Toutes ces thématiques étaient abordées lors du forum à travers les 900 ateliers, séminaires et plénières*. Il s’agissait pour les organisations, les réseaux et la société civile d’approfondir la réflexion et d’élaborer des propositions d’action.
Il y avait deux forums en un : le premier principalement brésilien et, dans une moindre mesure, sud-américain avec ses activités autogérées se déroulait à Porto Alegre et dans les villes de la banlieue proche (Canoas, São Leopoldo et Novo Hamburgo) et, le second plus international, réunissait les principales organisations actives dans les forums sociaux mondiaux et les composantes du Comité international du FSM pour travailler sur les thématiques.
La participation numérique a été en deçà des attentes et la manifestation d’ouverture n’a rassemblé que quelques milliers de personnes, essentiellement des syndicats : Centrale unique des travailleurs (CUT), Centrale des travailleurs brésiliens (CTB), Force syndicale (FS), Nouvelle centrale syndicale des travailleurs (NCST) et Union générale des travailleurs (UGT) et, de maigres représentations politiques brésiliennes : Parti des travailleurs (PT), Parti communiste du Brésil (PCdoB), Parti Socialisme et liberté (PSOL) et du Parti socialiste des travailleurs unifié (PSTU) ainsi que des organisations écologiques et un cortège brésilien de la Marche mondiale des femmes. Le forum a également eu son volet institutionnel avec de nombreuses activités organisées par le gouvernement du Rio Grande do Sul, principal bailleur de fonds et dirigé par Tarso Genro (PT), ancien maire de Porto Alegre. Comme à l’accoutumée au Brésil, la présidente de la République, Dilma Rousseff, a effectué une visite en off en intervenant dans un meeting. Par ailleurs, de nombreuses activités culturelles et artistiques se sont déroulées pendant tout le forum dans les différentes villes accueillant le forum.
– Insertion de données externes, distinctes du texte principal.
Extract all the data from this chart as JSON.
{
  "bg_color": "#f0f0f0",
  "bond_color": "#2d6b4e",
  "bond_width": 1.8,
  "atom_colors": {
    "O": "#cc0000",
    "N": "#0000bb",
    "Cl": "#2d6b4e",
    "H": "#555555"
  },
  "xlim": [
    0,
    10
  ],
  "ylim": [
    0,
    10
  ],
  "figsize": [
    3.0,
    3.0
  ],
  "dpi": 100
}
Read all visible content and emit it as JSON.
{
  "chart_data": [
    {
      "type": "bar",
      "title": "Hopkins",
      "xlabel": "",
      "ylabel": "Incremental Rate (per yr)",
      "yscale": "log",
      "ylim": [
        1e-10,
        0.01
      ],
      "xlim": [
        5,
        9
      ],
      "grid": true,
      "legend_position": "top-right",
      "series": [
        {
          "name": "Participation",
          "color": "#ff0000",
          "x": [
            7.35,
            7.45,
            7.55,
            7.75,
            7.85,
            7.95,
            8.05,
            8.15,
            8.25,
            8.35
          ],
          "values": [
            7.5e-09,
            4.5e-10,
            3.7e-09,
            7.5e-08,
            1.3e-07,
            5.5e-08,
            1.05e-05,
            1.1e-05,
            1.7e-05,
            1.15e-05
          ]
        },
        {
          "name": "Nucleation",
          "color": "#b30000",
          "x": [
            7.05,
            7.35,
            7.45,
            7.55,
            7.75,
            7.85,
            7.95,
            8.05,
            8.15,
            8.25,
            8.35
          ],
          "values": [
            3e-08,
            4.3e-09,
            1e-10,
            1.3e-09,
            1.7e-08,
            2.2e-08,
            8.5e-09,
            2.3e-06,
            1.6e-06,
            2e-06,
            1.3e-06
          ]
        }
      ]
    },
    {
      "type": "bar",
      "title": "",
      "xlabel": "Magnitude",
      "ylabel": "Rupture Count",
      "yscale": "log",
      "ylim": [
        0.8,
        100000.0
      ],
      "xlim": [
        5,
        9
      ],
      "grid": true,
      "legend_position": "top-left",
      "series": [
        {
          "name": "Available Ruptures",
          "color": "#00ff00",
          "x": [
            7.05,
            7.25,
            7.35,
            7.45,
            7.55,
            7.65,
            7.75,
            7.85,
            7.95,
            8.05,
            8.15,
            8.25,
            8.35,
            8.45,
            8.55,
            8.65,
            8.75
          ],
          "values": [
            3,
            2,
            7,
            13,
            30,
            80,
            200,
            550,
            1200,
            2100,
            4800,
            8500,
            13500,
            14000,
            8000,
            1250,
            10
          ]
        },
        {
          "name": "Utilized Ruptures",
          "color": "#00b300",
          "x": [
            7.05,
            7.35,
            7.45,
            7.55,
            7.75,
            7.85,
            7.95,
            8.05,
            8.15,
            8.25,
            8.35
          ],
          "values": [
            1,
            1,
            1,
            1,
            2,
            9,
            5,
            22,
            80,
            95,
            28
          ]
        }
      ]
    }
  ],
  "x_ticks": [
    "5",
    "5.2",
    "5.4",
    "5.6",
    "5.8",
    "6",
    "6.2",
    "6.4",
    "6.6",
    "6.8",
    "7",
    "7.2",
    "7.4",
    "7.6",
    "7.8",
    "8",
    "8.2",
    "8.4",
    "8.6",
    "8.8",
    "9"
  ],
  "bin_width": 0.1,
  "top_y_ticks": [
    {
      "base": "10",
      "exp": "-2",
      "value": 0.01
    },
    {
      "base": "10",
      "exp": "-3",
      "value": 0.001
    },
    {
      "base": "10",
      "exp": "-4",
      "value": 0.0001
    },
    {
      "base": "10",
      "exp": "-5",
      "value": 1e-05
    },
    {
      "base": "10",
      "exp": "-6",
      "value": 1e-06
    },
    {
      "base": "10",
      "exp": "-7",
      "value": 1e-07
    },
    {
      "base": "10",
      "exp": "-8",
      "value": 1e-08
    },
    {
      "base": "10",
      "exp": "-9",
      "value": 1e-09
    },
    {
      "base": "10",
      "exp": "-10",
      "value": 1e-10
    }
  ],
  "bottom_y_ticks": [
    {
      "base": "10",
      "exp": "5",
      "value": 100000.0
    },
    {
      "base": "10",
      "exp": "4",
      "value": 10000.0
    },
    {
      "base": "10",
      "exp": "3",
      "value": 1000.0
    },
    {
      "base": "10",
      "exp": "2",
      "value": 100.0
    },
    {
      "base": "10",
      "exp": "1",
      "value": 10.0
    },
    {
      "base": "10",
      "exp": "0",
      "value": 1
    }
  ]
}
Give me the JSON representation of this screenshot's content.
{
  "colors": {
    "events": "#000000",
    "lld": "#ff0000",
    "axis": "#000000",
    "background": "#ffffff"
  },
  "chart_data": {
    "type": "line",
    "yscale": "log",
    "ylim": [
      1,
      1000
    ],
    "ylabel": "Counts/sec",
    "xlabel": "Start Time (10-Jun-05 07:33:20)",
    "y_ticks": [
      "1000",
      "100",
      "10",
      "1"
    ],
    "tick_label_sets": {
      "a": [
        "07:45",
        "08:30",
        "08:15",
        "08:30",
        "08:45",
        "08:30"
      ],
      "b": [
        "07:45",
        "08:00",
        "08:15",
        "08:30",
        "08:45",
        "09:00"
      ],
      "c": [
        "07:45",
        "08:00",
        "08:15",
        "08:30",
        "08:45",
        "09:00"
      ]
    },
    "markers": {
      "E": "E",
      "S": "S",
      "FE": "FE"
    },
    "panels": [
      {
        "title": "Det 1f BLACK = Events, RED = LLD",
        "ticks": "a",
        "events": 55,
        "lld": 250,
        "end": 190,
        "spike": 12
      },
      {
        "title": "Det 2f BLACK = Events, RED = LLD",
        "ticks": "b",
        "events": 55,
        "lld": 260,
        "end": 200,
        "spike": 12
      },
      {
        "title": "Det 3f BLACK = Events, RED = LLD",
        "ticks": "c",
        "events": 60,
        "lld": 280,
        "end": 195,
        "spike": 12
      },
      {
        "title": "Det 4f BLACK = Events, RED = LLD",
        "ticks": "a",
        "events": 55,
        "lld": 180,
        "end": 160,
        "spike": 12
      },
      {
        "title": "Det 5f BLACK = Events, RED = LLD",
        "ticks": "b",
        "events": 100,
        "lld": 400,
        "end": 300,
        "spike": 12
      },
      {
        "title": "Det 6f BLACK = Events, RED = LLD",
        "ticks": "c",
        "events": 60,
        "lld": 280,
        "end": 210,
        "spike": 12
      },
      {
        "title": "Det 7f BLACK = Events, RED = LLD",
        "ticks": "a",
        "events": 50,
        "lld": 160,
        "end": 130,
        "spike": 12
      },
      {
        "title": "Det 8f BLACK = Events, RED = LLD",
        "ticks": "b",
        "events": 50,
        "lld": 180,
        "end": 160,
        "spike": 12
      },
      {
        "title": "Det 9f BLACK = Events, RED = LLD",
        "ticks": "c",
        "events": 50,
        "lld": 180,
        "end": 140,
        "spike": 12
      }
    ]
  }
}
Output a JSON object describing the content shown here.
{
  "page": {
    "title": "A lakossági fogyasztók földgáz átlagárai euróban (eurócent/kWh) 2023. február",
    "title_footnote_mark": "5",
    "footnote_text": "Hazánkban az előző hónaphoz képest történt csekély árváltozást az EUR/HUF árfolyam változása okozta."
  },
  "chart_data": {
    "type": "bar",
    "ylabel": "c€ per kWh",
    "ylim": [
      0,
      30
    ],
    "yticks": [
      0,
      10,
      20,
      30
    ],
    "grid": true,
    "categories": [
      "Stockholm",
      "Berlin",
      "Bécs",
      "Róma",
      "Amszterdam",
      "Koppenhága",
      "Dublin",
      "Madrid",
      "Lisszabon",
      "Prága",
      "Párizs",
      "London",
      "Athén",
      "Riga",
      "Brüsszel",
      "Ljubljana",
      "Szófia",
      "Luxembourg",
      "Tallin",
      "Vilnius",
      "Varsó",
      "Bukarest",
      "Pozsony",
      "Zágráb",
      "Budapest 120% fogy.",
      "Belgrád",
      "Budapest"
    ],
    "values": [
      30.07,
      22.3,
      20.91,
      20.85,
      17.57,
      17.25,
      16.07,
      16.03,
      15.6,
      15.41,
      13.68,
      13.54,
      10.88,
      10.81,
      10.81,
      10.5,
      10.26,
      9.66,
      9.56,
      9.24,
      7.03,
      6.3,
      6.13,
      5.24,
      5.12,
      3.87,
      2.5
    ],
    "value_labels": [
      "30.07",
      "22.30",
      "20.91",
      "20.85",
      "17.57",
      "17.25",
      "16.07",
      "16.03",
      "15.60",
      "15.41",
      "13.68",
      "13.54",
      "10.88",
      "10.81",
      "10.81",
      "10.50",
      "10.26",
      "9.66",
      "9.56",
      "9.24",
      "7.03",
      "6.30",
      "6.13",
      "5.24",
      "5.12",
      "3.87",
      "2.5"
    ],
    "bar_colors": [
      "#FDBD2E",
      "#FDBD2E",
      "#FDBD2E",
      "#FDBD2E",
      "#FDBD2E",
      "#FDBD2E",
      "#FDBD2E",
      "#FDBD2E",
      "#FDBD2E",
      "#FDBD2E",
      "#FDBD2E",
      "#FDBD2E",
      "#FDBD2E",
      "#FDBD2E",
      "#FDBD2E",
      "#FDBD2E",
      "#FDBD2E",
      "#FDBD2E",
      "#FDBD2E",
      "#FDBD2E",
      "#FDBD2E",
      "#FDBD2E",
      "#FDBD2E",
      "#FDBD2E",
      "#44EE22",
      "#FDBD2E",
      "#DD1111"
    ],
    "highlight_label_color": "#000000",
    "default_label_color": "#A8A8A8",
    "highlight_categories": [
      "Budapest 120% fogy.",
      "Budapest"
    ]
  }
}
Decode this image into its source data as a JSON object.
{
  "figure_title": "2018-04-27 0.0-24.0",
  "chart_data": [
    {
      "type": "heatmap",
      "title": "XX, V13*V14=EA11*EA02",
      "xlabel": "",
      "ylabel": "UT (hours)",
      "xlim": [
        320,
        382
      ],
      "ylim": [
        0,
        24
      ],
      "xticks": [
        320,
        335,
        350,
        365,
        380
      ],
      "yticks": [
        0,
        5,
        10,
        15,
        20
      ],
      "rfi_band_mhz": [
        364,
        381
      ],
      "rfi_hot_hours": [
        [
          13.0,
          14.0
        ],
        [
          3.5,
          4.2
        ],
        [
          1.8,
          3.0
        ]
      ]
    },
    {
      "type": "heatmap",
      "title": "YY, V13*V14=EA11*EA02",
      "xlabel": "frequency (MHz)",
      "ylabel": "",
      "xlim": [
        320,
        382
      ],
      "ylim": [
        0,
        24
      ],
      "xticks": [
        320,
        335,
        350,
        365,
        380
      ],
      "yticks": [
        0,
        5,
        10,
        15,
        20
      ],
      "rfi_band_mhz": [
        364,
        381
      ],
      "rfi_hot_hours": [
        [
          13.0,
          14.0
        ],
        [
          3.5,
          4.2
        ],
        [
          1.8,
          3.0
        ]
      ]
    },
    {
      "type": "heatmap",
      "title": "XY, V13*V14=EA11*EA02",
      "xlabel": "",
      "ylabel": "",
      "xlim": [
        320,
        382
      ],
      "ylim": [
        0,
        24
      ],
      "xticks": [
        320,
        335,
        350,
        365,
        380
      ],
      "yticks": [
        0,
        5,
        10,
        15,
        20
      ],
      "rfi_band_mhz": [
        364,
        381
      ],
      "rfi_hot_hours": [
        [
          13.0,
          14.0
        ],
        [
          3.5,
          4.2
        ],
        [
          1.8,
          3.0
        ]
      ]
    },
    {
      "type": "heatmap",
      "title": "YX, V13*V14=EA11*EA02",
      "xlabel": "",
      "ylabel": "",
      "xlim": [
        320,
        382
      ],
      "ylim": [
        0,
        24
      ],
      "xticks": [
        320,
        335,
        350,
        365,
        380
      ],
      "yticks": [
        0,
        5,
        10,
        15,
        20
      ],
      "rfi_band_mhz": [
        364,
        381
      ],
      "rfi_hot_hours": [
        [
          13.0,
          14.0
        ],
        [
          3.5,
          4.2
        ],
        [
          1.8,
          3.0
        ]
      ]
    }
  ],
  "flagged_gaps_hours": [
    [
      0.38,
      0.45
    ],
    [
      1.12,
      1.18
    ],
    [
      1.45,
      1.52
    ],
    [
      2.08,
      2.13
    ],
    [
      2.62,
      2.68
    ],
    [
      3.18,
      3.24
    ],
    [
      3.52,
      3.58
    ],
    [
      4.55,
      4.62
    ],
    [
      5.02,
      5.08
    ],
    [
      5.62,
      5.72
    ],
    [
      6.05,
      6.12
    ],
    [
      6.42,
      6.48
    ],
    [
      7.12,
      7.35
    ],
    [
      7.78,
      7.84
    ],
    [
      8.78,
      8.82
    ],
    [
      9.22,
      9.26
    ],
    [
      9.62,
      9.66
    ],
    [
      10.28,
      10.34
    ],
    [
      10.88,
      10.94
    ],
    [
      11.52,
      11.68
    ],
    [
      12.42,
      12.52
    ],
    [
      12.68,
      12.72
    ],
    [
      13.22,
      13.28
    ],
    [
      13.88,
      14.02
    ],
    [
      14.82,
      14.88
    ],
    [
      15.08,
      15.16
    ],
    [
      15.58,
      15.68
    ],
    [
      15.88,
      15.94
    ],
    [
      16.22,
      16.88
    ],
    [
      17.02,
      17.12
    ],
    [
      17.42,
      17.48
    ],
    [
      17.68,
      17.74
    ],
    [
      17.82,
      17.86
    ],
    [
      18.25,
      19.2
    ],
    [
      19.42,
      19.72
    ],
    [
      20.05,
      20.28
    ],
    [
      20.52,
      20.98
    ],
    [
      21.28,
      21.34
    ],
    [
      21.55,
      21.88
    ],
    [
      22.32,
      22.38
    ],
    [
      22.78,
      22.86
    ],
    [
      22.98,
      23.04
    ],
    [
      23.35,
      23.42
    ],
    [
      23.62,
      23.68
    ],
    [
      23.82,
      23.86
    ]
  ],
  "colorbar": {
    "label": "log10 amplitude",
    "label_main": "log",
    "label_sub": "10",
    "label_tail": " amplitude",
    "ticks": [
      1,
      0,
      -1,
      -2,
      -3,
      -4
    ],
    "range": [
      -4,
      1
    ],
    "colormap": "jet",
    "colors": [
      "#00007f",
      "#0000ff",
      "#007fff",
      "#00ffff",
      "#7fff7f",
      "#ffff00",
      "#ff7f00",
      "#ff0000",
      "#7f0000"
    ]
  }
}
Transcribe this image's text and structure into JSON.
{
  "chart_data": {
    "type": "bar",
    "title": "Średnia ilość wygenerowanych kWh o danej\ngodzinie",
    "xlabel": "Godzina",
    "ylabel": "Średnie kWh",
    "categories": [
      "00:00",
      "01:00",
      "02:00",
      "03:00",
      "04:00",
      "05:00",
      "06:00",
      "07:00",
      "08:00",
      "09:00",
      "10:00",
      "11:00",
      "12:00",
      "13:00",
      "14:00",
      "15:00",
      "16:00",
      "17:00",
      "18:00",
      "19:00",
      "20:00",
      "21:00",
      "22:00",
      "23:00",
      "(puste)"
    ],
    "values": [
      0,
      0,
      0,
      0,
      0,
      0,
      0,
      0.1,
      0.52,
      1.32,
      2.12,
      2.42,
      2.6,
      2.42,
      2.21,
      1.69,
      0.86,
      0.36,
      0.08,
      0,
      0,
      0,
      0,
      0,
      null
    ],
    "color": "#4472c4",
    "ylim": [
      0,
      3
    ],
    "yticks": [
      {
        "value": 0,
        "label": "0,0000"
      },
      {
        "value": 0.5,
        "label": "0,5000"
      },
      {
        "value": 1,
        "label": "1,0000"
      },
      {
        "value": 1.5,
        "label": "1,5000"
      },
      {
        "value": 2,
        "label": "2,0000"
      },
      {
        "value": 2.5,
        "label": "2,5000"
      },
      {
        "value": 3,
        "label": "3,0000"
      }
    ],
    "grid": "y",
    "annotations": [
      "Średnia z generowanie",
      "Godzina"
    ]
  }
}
Lors de l’Assemblée des peuples, qui a réuni quelques milliers de personnes au Gazomètre, les différents groupes thématiques ont présenté les axes de lutte du Sommet des peuples de Rio+20.
La déclaration finale des mouvements sociaux (voir en annexe) résulte d’un consensus un peu compliqué à construire au sein des groupes thématiques, notamment avec les brésiliens. Les organisations sociales du pays hôte ont défendu le type de développement en cours localement et ont tendance à réduire l’objectif du RIO+20 à des revendications portant principalement sur une meilleure répartition des richesses et une plus grande justice sociale. Tout ce qui pourrait contrecarrer le développement du Brésil, y compris au détriment des pays voisins est difficilement négociable. Néanmoins, la déclaration affiche un certain nombre d’objectifs pour engager les luttes dans différents secteurs. Reste à démontrer si le sommet Rio+20 permettra de mobiliser à l’échelle internationale en étant à la hauteur des enjeux planétaires.
* Richard Neuville pour Les Alternatifs a participé à une conférence « Mouvements sociaux et politiques, révolution du XXIe siècle », organisée par le Collectif « Brasil autogestionário » et animée par Paulo Marques à l’Assemblée législative de l’Etat du Rio Grande do Sul, avec la participation d’Esther Vivas de la gauche anticapitaliste de l’Etat espagnol (IA) et de Wilhelmina Trout (Afrique du Sud) de la Marche mondiale des femmes (MMF).
Richard Neuville
Déclaration finale de l’Assemblée des mouvements sociaux du forum social thématique de Porto Alegre
Nous, les peuples de tous les continents, réunis dans le cadre de l’Assemblée des mouvements sociaux tenue lors du Forum social thématique « Crise capitaliste - Justice sociale et environnementale », luttons contre une crise systémique qui se traduit par une crise économique, financière, politique, alimentaire et environnementale mettant en péril la survie même de l’humanité. La décolonisation des peuples opprimés et la confrontation avec l’impérialisme représentent le principal défi des mouvements sociaux dans le monde.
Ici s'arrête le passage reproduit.